Mendo’akan orang yang bersin disebut tasymit (dengan huruf syin ) dan tasmit ( dengan huruf sin ) yang menurut Abu Ubaidah dan lainya makna keduanya sama. “ Orang yang mendo’akan kebaikan disebut musyammit atau musammit, “ ungkapnya.

Ada juga yang mengatakan bahwa tasmit ( dengan huruf sin ) adalah do’a untuk orang yang bersangkutan agar baik keadaannya dan kembali seperti semula. Karena bersin itu membuat organ tubuh bergerak-gerak.

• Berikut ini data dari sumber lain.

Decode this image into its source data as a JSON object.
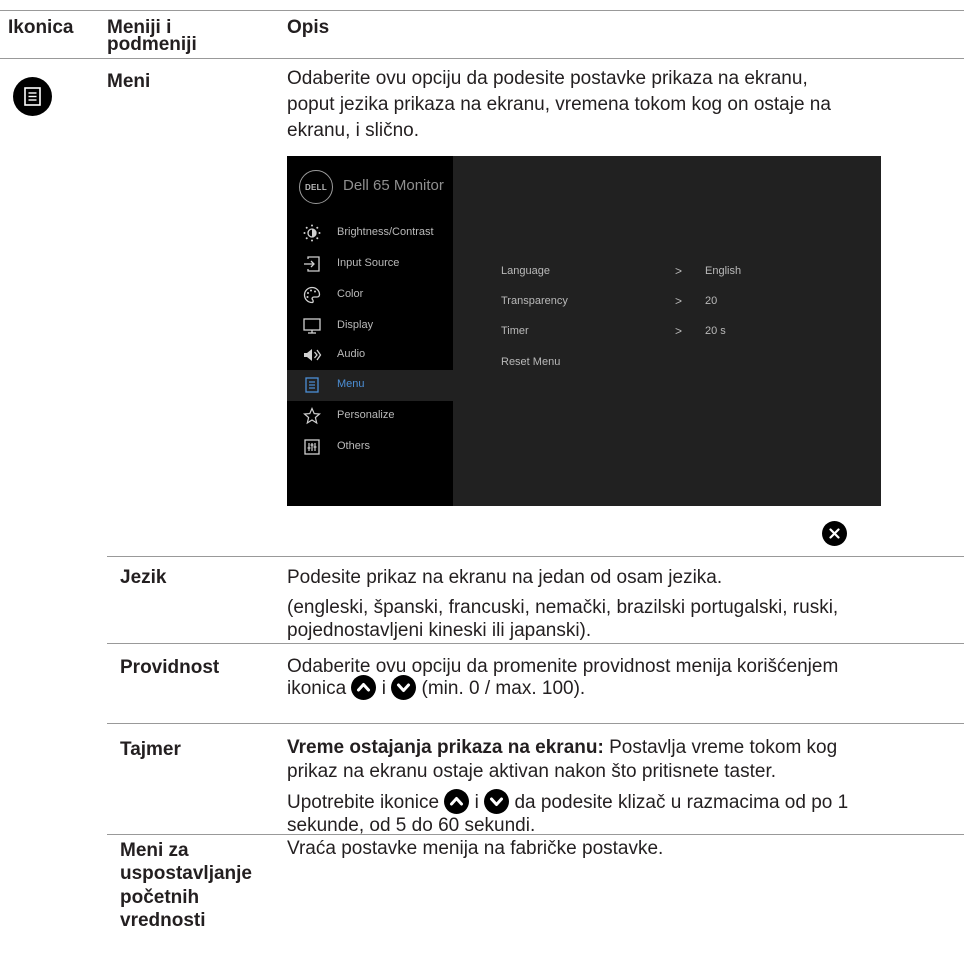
{
  "header": {
    "col1": "Ikonica",
    "col2_line1": "Meniji i",
    "col2_line2": "podmeniji",
    "col3": "Opis"
  },
  "main_row": {
    "icon": "menu-list-icon",
    "label": "Meni",
    "desc_line1": "Odaberite ovu opciju da podesite postavke prikaza na ekranu,",
    "desc_line2": "poput jezika prikaza na ekranu, vremena tokom kog on ostaje na",
    "desc_line3": "ekranu, i slično."
  },
  "osd": {
    "logo": "DELL",
    "title": "Dell 65 Monitor",
    "menu": [
      {
        "label": "Brightness/Contrast",
        "icon": "brightness-icon"
      },
      {
        "label": "Input Source",
        "icon": "input-source-icon"
      },
      {
        "label": "Color",
        "icon": "color-palette-icon"
      },
      {
        "label": "Display",
        "icon": "display-icon"
      },
      {
        "label": "Audio",
        "icon": "speaker-icon"
      },
      {
        "label": "Menu",
        "icon": "menu-list-icon"
      },
      {
        "label": "Personalize",
        "icon": "star-icon"
      },
      {
        "label": "Others",
        "icon": "others-icon"
      }
    ],
    "active_item": "Menu",
    "submenu": [
      {
        "name": "Language",
        "chevron": ">",
        "value": "English"
      },
      {
        "name": "Transparency",
        "chevron": ">",
        "value": "20"
      },
      {
        "name": "Timer",
        "chevron": ">",
        "value": "20 s"
      },
      {
        "name": "Reset Menu",
        "chevron": "",
        "value": ""
      }
    ],
    "colors": {
      "panel": "#000000",
      "content": "#212121",
      "active_text": "#4c8fd6",
      "text": "#b9b9b9"
    }
  },
  "rows": {
    "jezik": {
      "label": "Jezik",
      "line1": "Podesite prikaz na ekranu na jedan od osam jezika.",
      "line2": "(engleski, španski, francuski, nemački, brazilski portugalski, ruski,",
      "line3": "pojednostavljeni kineski ili japanski)."
    },
    "providnost": {
      "label": "Providnost",
      "line1": "Odaberite ovu opciju da promenite providnost menija korišćenjem",
      "line2_a": "ikonica",
      "line2_b": "i",
      "line2_c": "(min. 0 / max. 100)."
    },
    "tajmer": {
      "label": "Tajmer",
      "bold": "Vreme ostajanja prikaza na ekranu:",
      "line1_rest": " Postavlja vreme tokom kog",
      "line2": "prikaz na ekranu ostaje aktivan nakon što pritisnete taster.",
      "line3_a": "Upotrebite ikonice",
      "line3_b": "i",
      "line3_c": "da podesite klizač u razmacima od po 1",
      "line4": "sekunde, od 5 do 60 sekundi."
    },
    "reset": {
      "label1": "Meni za",
      "label2": "uspostavljanje",
      "label3": "početnih",
      "label4": "vrednosti",
      "line1": "Vraća postavke menija na fabričke postavke."
    }
  },
  "icons": {
    "up": "up-arrow-icon",
    "down": "down-arrow-icon",
    "close": "close-icon"
  }
}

Sedang Tasymit ( dengan huruf  Syin ), maknanya adalah mendo’akan agar Allah menjauhkannya dari kejahatan musuh. Syammatahu, dia menjauhkan dari ulahnya. Ada juga yang berpendapat, yang dimaksud tasymit adalah mendo’akan agar yang dido’akan tetap teguh dalam mentaati Allah. Tasymit diambil dari kata syawamit yang maknanya qawa’im ( kaki, tiang ).

Pendapat lainya menyatakan bahwa maksudnya adalah menyakiti setan. Karena dengan mengucap “ Alhamdulillah “ atas nikmat bersin, setan menjadi sakit dan dengannya Allah mencintai hamba-Nya. Ketika seorang hamba menyebut nama Allah dan memuji-Nya, setan akan sakit karena beberapa hal, diantaranya :

  • Karena bersin itu sendiri yang memang disukai Allah Ta’ala.
  • Pujian si hamba kepada Allah.
  • Yang bersin dido’akan oleh orang Islam yang lain agar mendapat rahmat Allah, dan
  • Do’anya kepada mereka agar mereka tetap dalam petunjuk dan baik keadaannya.

Semua ini membuat setan sakit. Iapun susah karenanya.

Maka, mendo’akan orang yang bersin agar mendapat rahmat dinamakan “ Tasymit “ karena berisi penghinaan kepada musuh ( setan ). Ini adalah rahasia yang patut diketahui oleh orang yang bersin dan yang mendo’akannya, dan ia harus menyadari betapa besarnya nikmat bersin, baik pada badan maupun pada hati. Pun, menjadi nyatalah rahasia mengapa Allah mencintainya. Maka, segala piji hanya bagi Allah, Dialah yang berhak atasnya, sebagaimana hal itu layak bagi wajah-Nya Yang Maha Karim dan yang Maha Mulia Keagungan-Nya.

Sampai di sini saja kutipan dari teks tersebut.